Pat Welton

Personal information
- Full name: Roy Patrick Welton
- Date of birth: 3 May 1928
- Place of birth: Eltham, Greenwich, England
- Date of death: 28 June 2010 (aged 82)
- Place of death: Romford, London, England
- Position: Goalkeeper

Senior career*
- Years: Team / Apps / (Gls)
- 1949–1958: Leyton Orient / 263 / (0)
- 1958–1959: QPR / 3 / (0)

Managerial career
- 1959: St. Albans City
- 1960: Clapton
- Walthamstow Avenue
- 1962–1964: England U-18
- 1968–1969: Corinthian-Casuals

= Pat Welton =

English footballer

Pat Welton (1928-2010) was a former football player for Leyton Orient and Queens Park Rangers.

Following his retirement from playing, he took over as manager of St. Albans City F.C. in 1959. He later worked as Keith Burkinshaw's assistant manager during his time at Tottenham Hotspur F.C. and the Bahrain national football team.

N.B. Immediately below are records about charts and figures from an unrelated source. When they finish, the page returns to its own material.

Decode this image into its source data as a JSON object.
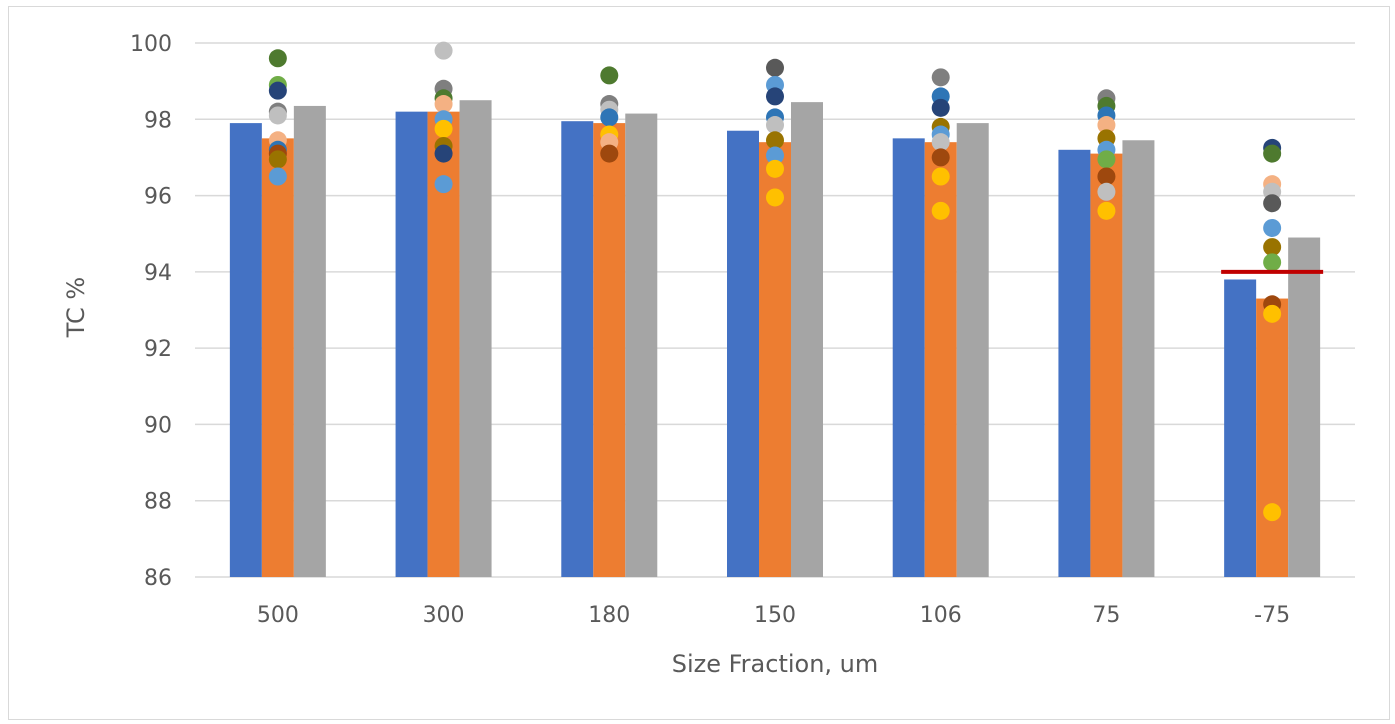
{
  "chart_data": {
    "type": "bar",
    "xlabel": "Size Fraction, um",
    "ylabel": "TC %",
    "ylim": [
      86,
      100
    ],
    "y_ticks": [
      "86",
      "88",
      "90",
      "92",
      "94",
      "96",
      "98",
      "100"
    ],
    "categories": [
      "500",
      "300",
      "180",
      "150",
      "106",
      "75",
      "-75"
    ],
    "grid": true,
    "series": [
      {
        "color": "#4472c4",
        "values": [
          97.9,
          98.2,
          97.95,
          97.7,
          97.5,
          97.2,
          93.8
        ]
      },
      {
        "color": "#ed7d31",
        "values": [
          97.5,
          98.2,
          97.9,
          97.4,
          97.4,
          97.1,
          93.3
        ]
      },
      {
        "color": "#a5a5a5",
        "values": [
          98.35,
          98.5,
          98.15,
          98.45,
          97.9,
          97.45,
          94.9
        ]
      }
    ],
    "overlay_points": [
      {
        "category": "500",
        "values": [
          {
            "y": 99.6,
            "color": "#4e7a2f"
          },
          {
            "y": 98.9,
            "color": "#70ad47"
          },
          {
            "y": 98.75,
            "color": "#264478"
          },
          {
            "y": 98.2,
            "color": "#7f7f7f"
          },
          {
            "y": 98.1,
            "color": "#bfbfbf"
          },
          {
            "y": 97.45,
            "color": "#f4b183"
          },
          {
            "y": 97.2,
            "color": "#2e75b6"
          },
          {
            "y": 97.1,
            "color": "#9e480e"
          },
          {
            "y": 96.95,
            "color": "#997300"
          },
          {
            "y": 96.5,
            "color": "#5b9bd5"
          }
        ]
      },
      {
        "category": "300",
        "values": [
          {
            "y": 99.8,
            "color": "#bfbfbf"
          },
          {
            "y": 98.8,
            "color": "#7f7f7f"
          },
          {
            "y": 98.55,
            "color": "#4e7a2f"
          },
          {
            "y": 98.4,
            "color": "#f4b183"
          },
          {
            "y": 98.0,
            "color": "#5b9bd5"
          },
          {
            "y": 97.75,
            "color": "#ffc000"
          },
          {
            "y": 97.3,
            "color": "#997300"
          },
          {
            "y": 97.1,
            "color": "#264478"
          },
          {
            "y": 96.3,
            "color": "#5b9bd5"
          }
        ]
      },
      {
        "category": "180",
        "values": [
          {
            "y": 99.15,
            "color": "#4e7a2f"
          },
          {
            "y": 98.4,
            "color": "#7f7f7f"
          },
          {
            "y": 98.25,
            "color": "#bfbfbf"
          },
          {
            "y": 98.05,
            "color": "#2e75b6"
          },
          {
            "y": 97.6,
            "color": "#ffc000"
          },
          {
            "y": 97.4,
            "color": "#f4b183"
          },
          {
            "y": 97.1,
            "color": "#9e480e"
          }
        ]
      },
      {
        "category": "150",
        "values": [
          {
            "y": 99.35,
            "color": "#595959"
          },
          {
            "y": 98.9,
            "color": "#5b9bd5"
          },
          {
            "y": 98.6,
            "color": "#264478"
          },
          {
            "y": 98.05,
            "color": "#2e75b6"
          },
          {
            "y": 97.85,
            "color": "#bfbfbf"
          },
          {
            "y": 97.45,
            "color": "#997300"
          },
          {
            "y": 97.05,
            "color": "#5b9bd5"
          },
          {
            "y": 96.7,
            "color": "#ffc000"
          },
          {
            "y": 95.95,
            "color": "#ffc000"
          }
        ]
      },
      {
        "category": "106",
        "values": [
          {
            "y": 99.1,
            "color": "#7f7f7f"
          },
          {
            "y": 98.6,
            "color": "#2e75b6"
          },
          {
            "y": 98.3,
            "color": "#264478"
          },
          {
            "y": 97.8,
            "color": "#997300"
          },
          {
            "y": 97.6,
            "color": "#5b9bd5"
          },
          {
            "y": 97.4,
            "color": "#bfbfbf"
          },
          {
            "y": 97.0,
            "color": "#9e480e"
          },
          {
            "y": 96.5,
            "color": "#ffc000"
          },
          {
            "y": 95.6,
            "color": "#ffc000"
          }
        ]
      },
      {
        "category": "75",
        "values": [
          {
            "y": 98.55,
            "color": "#7f7f7f"
          },
          {
            "y": 98.35,
            "color": "#4e7a2f"
          },
          {
            "y": 98.1,
            "color": "#2e75b6"
          },
          {
            "y": 97.85,
            "color": "#f4b183"
          },
          {
            "y": 97.5,
            "color": "#997300"
          },
          {
            "y": 97.2,
            "color": "#5b9bd5"
          },
          {
            "y": 96.95,
            "color": "#70ad47"
          },
          {
            "y": 96.5,
            "color": "#9e480e"
          },
          {
            "y": 96.1,
            "color": "#bfbfbf"
          },
          {
            "y": 95.6,
            "color": "#ffc000"
          }
        ]
      },
      {
        "category": "-75",
        "values": [
          {
            "y": 97.25,
            "color": "#264478"
          },
          {
            "y": 97.1,
            "color": "#4e7a2f"
          },
          {
            "y": 96.3,
            "color": "#f4b183"
          },
          {
            "y": 96.1,
            "color": "#bfbfbf"
          },
          {
            "y": 95.8,
            "color": "#595959"
          },
          {
            "y": 95.15,
            "color": "#5b9bd5"
          },
          {
            "y": 94.65,
            "color": "#997300"
          },
          {
            "y": 94.25,
            "color": "#70ad47"
          },
          {
            "y": 93.15,
            "color": "#9e480e"
          },
          {
            "y": 92.9,
            "color": "#ffc000"
          },
          {
            "y": 87.7,
            "color": "#ffc000"
          }
        ]
      }
    ],
    "reference_line": {
      "category": "-75",
      "y": 94.0,
      "color": "#c00000"
    }
  }
}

As head coach of the England under-18 national football team, he won the UEFA European Under-18 Championship twice, first winning in 1963 and retaining the title in 1964.

As well as his managerial career at amateur clubs, he was also a respected P.E. teacher and football coach at Forest School (Walthamstow) between 1959 and 1969.

Pat was a popular figure around East Greenwich where he was pub landlord at the Old Friends on Trafalgar Road in Greenwich, where he also managed his pub football team the Greenwich Old Friends to great success.